Google today announced its first significant update to Android 3.0 Honeycomb. Google will roll out the update to Verizon Xoom 3G users today, and to other Honeycomb devices over the next couple of weeks.
The announcement was made during today's keynote address at the Google I/O developers' conference in San Francisco.
What I find most interesting are the things Google focused on here at the keynote. Namely, that the improvements mentioned, though welcome, don't seem to address many of the issues I've already identified in Android 3.0. At the forefront: The image rendering glitch that's very obvious in the Gallery app, where images appear fuzzy and lack detail as compared with their original versions.
Today's update will improve the quick access button's function, so you can scroll amongst your recent tasks, instead of being limited to the number that fit on the screen. Some of these apps may be running, some may not be currently running, but were accessed recently. Google emphasizes that Android manages resources so you won't have to quit an app to launch something else. However, the company hasn't addressed the fact that, confusingly, the OS's poorly designed back button actually exits apps, as opposed to leaving them running in the background.

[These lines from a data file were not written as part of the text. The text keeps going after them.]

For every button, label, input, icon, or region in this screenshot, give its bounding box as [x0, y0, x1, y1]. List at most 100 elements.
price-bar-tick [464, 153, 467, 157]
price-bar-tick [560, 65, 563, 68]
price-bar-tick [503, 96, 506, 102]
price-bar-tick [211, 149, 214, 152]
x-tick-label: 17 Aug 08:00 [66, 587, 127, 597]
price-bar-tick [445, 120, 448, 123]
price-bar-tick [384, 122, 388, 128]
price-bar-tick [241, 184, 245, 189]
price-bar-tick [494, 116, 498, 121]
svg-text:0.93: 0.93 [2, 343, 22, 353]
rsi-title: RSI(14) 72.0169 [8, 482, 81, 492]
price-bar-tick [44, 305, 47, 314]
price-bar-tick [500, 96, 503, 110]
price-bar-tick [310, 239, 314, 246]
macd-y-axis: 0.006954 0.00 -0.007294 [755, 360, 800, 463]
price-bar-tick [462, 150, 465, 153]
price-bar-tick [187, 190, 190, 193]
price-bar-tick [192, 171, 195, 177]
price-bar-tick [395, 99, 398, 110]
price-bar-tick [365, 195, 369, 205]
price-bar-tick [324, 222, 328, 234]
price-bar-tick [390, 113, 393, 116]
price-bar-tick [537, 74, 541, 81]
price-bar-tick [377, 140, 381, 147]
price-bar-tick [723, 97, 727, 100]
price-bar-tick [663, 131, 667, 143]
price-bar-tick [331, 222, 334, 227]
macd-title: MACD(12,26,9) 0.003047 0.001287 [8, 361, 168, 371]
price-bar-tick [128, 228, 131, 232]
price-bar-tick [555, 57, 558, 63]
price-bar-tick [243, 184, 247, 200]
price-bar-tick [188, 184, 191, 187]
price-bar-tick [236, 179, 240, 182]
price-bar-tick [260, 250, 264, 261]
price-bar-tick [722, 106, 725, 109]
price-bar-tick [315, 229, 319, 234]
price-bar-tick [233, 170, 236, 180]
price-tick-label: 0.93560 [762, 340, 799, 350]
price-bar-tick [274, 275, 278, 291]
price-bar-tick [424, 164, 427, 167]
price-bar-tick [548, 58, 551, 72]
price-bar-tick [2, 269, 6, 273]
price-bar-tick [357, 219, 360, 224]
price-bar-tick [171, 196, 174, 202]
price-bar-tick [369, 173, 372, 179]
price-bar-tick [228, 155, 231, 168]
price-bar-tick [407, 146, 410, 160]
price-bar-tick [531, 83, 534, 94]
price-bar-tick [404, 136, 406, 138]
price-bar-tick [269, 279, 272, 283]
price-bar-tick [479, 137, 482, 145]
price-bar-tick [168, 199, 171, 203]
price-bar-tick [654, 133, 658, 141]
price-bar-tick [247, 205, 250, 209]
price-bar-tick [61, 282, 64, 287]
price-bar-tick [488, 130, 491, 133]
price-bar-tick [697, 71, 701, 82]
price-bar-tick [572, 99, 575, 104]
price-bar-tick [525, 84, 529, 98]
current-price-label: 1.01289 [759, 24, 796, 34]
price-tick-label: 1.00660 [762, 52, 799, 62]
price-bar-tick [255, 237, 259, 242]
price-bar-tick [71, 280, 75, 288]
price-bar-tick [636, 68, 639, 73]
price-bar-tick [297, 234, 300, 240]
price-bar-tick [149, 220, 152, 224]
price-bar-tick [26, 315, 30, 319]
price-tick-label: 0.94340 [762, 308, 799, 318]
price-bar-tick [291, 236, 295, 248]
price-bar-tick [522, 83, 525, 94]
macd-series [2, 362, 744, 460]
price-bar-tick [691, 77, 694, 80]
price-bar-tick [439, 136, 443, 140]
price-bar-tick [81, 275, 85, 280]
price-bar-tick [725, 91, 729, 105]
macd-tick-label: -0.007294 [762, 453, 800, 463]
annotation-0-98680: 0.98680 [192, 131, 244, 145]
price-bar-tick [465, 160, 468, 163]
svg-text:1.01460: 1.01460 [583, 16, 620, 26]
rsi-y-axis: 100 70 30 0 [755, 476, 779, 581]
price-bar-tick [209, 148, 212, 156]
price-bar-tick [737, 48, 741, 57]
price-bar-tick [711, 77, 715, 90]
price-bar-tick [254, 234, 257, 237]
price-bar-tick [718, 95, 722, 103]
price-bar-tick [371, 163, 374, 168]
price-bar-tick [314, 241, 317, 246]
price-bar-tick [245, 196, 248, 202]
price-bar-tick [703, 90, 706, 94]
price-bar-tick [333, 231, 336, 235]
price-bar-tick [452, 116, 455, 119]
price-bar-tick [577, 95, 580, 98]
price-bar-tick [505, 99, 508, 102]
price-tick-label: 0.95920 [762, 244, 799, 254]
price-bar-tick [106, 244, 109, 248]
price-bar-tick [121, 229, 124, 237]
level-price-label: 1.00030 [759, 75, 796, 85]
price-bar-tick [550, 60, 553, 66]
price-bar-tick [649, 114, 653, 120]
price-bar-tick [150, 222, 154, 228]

Also improved: You can now resize widgets horizontally or vertically in Honeycomb. On stage, the demo included resizing the mail widget to show more messages. This capability didn't surprise me; we already saw resizable widgets on Samsung's demo of its upcoming Galaxy Tab 10.1, behind closed doors at CTIA Wireless in March. Google says developers can update their current widgets to support this capability with just a few lines of .xml code.
The other talking point on stage: That Android 3.1 has been upgraded to support USB host functionality. This is significant, since it explains why the function of USB ports I've seen on Honeycomb tablets has been spotty at best. I've used USB flash drives and used a USB flash card reader, for example, on the Acer Iconia A500, but the A500 won't work with all USB peripherals. Google says the new USB host functionality will allow tablets to support directly importing photos from a digital camera, as well support peripherals like USB keyboards and input devices like game controllers and mice.
The USB host support is important for another reason, too. Later in the keynote, Google introduced its Android Open Accessory strategy, to enable the creation of accessories that will work with Android 2.3.4 Gingerbread and Android 3.1 Honeycomb devices.
Google gave an example of plugging a phone into a LifeCycle exercise machine, with an app called Cardio Quest. The exercise bike recognized that it was connected to a phone. The application programming interface then can control the bike and the game a rider is going to play as he bikes. Along with the Android Open Accessory strategy, Google also released a hardware and software reference design to get accessory makers going.
In addition to the above, Google announced its plans for Ice Cream Sandwich, the next version of the Android operating system for smartphones that unifies the Honeycomb interface with the mobile phone experience.
Google also mentioned some interesting stats highlighting the company's ongoing momentum: Google has more than 200,000 apps in its Android Market, and more than 4.5 billion apps have been installed on Android devices.